Privately held MASS Group Holding plans to invest more than €1 billion (~$1.18 billion) in large-scale battery energy storage projects in Romania after reaching an agreement with the Romanian government, Reuters reported on Wednesday. The projects are intended to support Romania’s power grid as renewable generation expands and older conventional capacity continues to decline.
According to Reuters, the investment would involve multiple grid-scale battery installations with combined capacity measured in the gigawatt-hour range. Romanian officials said the agreement is aimed at strengthening grid stability and managing rising volatility caused by growing wind and solar output.
The government did not disclose specific project locations, construction timelines, or financing structures.

Romania’s power system is under growing strain because renewable capacity has expanded faster than the infrastructure needed to manage it. Wind and solar output now make up a larger share of generation, but utility-scale battery storage remains limited, leaving the grid exposed to sharp swings in supply. When wind and solar production is high, the system can struggle to absorb the excess power. When output drops during calm weather, evenings, or winter demand peaks, Romania often has to lean on electricity imports or dispatch gas- and coal-fired plants to keep the grid stable.

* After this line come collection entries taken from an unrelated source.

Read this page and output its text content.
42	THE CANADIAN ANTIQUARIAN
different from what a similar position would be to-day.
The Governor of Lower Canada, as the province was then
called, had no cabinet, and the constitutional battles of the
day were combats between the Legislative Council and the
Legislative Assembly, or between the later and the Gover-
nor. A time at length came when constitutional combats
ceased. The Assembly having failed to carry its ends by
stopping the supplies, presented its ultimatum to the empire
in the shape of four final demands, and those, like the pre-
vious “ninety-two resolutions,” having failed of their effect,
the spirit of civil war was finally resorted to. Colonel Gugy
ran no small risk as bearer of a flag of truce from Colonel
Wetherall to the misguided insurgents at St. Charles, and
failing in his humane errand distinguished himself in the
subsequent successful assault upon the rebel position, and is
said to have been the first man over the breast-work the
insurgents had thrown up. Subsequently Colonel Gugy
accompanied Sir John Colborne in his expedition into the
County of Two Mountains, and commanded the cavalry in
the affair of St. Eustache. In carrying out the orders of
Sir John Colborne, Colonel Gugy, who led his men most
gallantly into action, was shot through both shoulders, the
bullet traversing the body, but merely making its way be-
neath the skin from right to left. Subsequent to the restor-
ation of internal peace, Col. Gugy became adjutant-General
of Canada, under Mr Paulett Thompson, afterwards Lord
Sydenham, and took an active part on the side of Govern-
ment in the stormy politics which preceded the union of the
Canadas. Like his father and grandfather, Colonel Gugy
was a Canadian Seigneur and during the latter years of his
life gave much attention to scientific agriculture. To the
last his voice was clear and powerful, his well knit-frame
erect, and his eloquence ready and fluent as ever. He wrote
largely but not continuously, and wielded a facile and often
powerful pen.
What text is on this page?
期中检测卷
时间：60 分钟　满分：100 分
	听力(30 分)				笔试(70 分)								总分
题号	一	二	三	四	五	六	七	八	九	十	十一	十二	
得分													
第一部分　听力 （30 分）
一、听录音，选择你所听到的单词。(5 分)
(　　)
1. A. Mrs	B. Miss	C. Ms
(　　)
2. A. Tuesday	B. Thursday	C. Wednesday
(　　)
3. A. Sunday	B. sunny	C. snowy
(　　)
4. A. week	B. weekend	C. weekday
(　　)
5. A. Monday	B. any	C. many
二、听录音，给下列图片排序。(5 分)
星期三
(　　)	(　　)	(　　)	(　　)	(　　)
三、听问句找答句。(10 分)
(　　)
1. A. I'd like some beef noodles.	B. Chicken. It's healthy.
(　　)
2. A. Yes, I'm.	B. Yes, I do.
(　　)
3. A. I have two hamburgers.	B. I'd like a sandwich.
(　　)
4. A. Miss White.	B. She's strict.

ENTSO-E flow data shows Romania frequently shifting between power exports and imports depending on weather conditions and demand. During tight periods, especially in winter, imports from neighboring countries rise as domestic generation falls short.
At the same time, older coal units are being phased down and hydro output varies with rainfall, narrowing the margin for error. That combination has increased the need for fast-response balancing tools.
The Romanian government is now hedging its bets that large battery storage can fill the gap. Grid-scale batteries can take in power when renewable output exceeds demand and release it within minutes when supply tightens.
The Romanian deal mirrors what’s happening across Eastern Europe, where governments are beginning to treat battery storage as core infrastructure rather than an experimental add-on. Many regional power systems were built around coal-fired generation and centralized dispatch and are struggling to handle rapid swings in renewable output. Storage is increasingly viewed as a necessary buffer rather than a supplemental technology.
Notably, in 2024, Poland’s state-owned utility PGE announced plans to invest billions of zloty in large battery storage projects tied directly to grid stability and renewable integration, according to Reuters, with Polish officials citing the move as essential to managing wind-driven volatility and reducing reliance on coal during peak demand periods.